Buenos Aires, November 25 (NA) -- Businesspeople and former officials from Kirchnerist governments raised their objections to the trade agreement with the United States in the Chamber of Deputies on Tuesday, as the government has not yet sent the agreement to the National Congress.
The agreement signed between Argentina and the United States was debated in the Chamber of Deputies' Trade Committee, chaired by the 'Campero' Tomas Ledesma, where criticisms of the agreement were voiced for not being beneficial to the country and potentially adding a new point of tension within Mercosur.
At the start of the meeting, Ledesma again demanded that the government send the trade agreement to Congress for study, as it deals with tariff and customs matters that require "parliamentary approval."
The commission's informational meeting was mostly attended by deputies from Union for the Homeland (UxP), but most libertarians were absent, with only Santiago Pauli attending.
The government announced a framework agreement with the United States but has not sent any details of the agreement to Congress, as learned from the Noticias Argentinas news agency.
Speakers
The first speaker was José Tamboronea, president of ADIMRA's Industrial Policy Committee, who expressed his concerns about the potential impact of the agreement on Argentina's industry.
"The way this agreement is structured, it will be difficult to achieve the virtuous results that might be possible when one looks at the production of both countries and the opportunities that are opening up with the geopolitical changes taking place at this moment," he added.
Former Atomic Energy Commission official Natalia Stankevicius objected to the agreement, arguing that it "undermines" the country's sovereignty due to the "role and strategic character of the nuclear sector in Argentina."
She added that the "country needs dollars and that uranium exports could be a business portfolio."
"In the trade exchange, the agricultural sector is more important for us than for them." Meanwhile, former Undersecretary of Political Coordination of the Ministry of Agriculture, Livestock and Fisheries, Ariel Martínez, pointed out that "we are sure that this creates a tension with Mercosur, which is a stable relationship of Argentina with its partners."
He stated that "Mercosur has many flaws to solve, but it seems to be the best place to be and project oneself, being a place that institutionally contains our countries and gives a much more powerful framework and negotiation backing than doing it individually."
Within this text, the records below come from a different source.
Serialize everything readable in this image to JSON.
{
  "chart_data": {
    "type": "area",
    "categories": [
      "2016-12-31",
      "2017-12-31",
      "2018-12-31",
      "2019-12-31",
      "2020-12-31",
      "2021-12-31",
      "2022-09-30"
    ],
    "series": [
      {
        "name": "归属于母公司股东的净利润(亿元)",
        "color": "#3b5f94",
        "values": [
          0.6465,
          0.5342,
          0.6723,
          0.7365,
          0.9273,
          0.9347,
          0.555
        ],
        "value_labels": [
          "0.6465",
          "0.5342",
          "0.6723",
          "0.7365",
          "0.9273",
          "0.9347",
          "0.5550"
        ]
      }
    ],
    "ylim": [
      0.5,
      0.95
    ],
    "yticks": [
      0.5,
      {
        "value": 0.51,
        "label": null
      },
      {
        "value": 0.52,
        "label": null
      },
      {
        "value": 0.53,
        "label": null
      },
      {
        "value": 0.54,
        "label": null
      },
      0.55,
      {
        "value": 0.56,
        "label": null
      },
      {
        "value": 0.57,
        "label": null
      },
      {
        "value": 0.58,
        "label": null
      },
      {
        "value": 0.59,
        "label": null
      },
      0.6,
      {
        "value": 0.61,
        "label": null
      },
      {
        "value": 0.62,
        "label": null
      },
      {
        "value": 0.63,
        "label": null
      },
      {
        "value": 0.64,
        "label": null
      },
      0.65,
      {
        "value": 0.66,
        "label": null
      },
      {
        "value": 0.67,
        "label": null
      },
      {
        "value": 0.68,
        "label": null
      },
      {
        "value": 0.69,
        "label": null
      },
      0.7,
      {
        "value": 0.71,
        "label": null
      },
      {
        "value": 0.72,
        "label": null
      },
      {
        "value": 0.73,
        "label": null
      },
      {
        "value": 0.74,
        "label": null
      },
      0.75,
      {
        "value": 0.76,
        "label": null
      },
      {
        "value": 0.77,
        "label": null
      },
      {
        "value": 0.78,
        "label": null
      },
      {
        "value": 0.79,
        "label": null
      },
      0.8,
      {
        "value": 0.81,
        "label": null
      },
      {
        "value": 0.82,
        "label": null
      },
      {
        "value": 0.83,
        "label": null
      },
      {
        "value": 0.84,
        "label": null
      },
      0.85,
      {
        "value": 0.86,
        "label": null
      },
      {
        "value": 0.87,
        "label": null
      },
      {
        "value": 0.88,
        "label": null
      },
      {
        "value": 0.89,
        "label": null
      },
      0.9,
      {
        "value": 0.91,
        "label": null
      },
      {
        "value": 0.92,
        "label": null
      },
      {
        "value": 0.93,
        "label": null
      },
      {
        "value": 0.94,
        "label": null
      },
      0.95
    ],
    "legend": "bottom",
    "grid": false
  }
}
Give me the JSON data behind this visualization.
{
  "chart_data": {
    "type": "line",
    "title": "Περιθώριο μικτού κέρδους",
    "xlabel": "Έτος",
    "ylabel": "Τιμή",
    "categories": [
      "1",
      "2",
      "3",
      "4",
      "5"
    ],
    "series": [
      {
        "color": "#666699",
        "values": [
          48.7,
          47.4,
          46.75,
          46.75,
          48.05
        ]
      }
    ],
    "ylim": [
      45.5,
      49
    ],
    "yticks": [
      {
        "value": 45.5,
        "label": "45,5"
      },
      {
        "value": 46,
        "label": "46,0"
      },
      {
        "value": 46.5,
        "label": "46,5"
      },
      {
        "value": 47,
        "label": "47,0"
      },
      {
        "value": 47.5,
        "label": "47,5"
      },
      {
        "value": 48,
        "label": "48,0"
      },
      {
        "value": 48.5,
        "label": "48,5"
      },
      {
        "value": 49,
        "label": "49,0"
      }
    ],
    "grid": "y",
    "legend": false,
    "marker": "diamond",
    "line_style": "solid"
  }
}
"We are two more competitive than complementary countries, doing the same things as the United States, but on a scale ten times smaller, without having railway infrastructure, waterways, roads, or in terms of technology either," he pointed out.
In this context, he said that "we are concerned about the preferential access that Argentina would be granting to the US market for goods that include medicines, chemicals, machinery, information technology products and medical devices, motor vehicles, and a wide range of agricultural machinery."
Former Undersecretary of International Affairs during the Kirchnerism, Martín Schapiro, criticized that they are "discussing an announcement made by the White House before Argentina," and questioned the benefits that this agreement could bring to our country.
"But the problem is what penalties we are imposing on future generations, because here we are discussing base energy," he stated.
Meanwhile, former Undersecretary of Agri-food Markets, Javier Patiño, assured that the agreement must be well analyzed since "of all exports to the United States, 21% is agricultural, while of what we import from the United States only 1.6% is agricultural."